College pleas for security ‘ignored’

Army officers put tight security at the entrance of Garissa University College on April 3, 2015 after Al-Shabaab terrorists attacked the University. A United Nations report says that the institute's principal sent at least five requests to senior government officials for a security boost prior to the April 2 terrorist attack. PHOTO | JEFF ANGOTE | NATION MEDIA GROUP

What you need to know:

  • Al-Shabaab gunmen killed 147 people at the college in the worst terrorist attack in Kenya since the 1998 bombing of the US embassy in Nairobi that claimed 212 lives.
  • The UN report cites a text message received by a senior police officer in Wajir less than 12 hours before the attack, warning that Al-Shabaab insurgents 30 kilometres from the town were poised to strike either the Garissa University College or the Garissa Teachers Training College.

NEW YORK

Garissa University College’s principal sent at least five requests to senior government officials for a security boost prior to the April 2 terrorist attack on the institution, says a United Nations report.

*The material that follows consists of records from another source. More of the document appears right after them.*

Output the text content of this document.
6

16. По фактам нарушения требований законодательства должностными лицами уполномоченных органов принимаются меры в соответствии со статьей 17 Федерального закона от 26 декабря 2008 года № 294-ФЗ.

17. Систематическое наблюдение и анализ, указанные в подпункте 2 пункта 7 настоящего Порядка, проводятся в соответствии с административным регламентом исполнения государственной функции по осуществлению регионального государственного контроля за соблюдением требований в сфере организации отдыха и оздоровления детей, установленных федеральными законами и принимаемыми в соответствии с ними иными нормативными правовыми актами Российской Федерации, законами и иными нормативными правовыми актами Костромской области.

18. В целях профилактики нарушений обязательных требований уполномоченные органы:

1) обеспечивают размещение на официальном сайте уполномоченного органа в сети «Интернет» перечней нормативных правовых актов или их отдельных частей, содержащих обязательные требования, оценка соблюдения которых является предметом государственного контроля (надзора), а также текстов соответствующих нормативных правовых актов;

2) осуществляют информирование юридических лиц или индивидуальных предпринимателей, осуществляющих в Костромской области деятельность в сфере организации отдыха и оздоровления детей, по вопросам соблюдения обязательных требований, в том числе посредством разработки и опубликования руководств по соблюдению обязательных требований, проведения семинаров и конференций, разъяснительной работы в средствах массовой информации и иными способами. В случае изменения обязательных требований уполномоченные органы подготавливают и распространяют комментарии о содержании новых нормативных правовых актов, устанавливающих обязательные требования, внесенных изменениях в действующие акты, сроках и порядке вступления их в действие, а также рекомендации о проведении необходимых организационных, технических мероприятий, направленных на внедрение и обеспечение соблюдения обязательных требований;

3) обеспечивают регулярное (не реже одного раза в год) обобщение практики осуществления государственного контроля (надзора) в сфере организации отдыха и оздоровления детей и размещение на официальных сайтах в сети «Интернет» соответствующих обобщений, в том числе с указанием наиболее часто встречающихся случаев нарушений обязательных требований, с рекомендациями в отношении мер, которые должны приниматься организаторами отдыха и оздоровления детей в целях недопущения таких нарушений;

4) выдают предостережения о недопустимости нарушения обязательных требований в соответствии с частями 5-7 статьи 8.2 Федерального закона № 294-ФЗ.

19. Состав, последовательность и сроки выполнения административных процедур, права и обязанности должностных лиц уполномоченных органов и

According to the document, released on Friday, the authorities did not heed Dr Ahmed Osman Warfa’s pleas.

Al-Shabaab gunmen killed 147 people at the college in the worst terrorist attack in Kenya since the 1998 bombing of the US embassy in Nairobi that claimed 212 lives.

The UN report cites a text message received by a senior police officer in Wajir less than 12 hours before the attack, warning that Al-Shabaab insurgents 30 kilometres from the town were poised to strike either the Garissa University College or the Garissa Teachers Training College.

“This message was not transmitted to Warfa until over a month after the fact,” says the UN Monitoring Group on Somalia and Eritrea’s report to the Security Council.

“Since Kenyan police evidently possessed the intelligence, it is unclear why it was neither acted upon, for example, by heightening the police presence in or near the university nor transmitted to the administrators of the targeted institutions,” the report adds.

“A regional security source summarised the problem when he told the monitoring group that in the Kenyan security forces, there is a ‘disconnect between the collection of intelligence and the use of intelligence.’”

NOTHING UNUSUAL
This disconnect was also a factor in the failure to prevent the Westgate Shopping Mall attack in September 2013, the monitors observe.

The police did send Dr Warfa an SMS alert in the evening of March 31, warning of a possible attack on educational institutions in the area.

However, the message advised recipients only to “be alert”, Dr Warfa told the UN team.

The principal said the text message was similar to others he regularly received.

The generic nature of the SMS received two days before the attack led him to believe the threat was not credible, or at least not out of the ordinary, says the UN report.

The first of the letters from Dr Warfa obtained by the UN experts was sent to the Garissa deputy county commissioner on December 4, 2014, four months prior to the attack.

“Following many incidences of terrorist attacks in many parts of northern Kenya, which has posed a great security threat to Garissa Town and its environs, I write to request additional six police officers to help beef up security at the campus,” Dr Warfa wrote.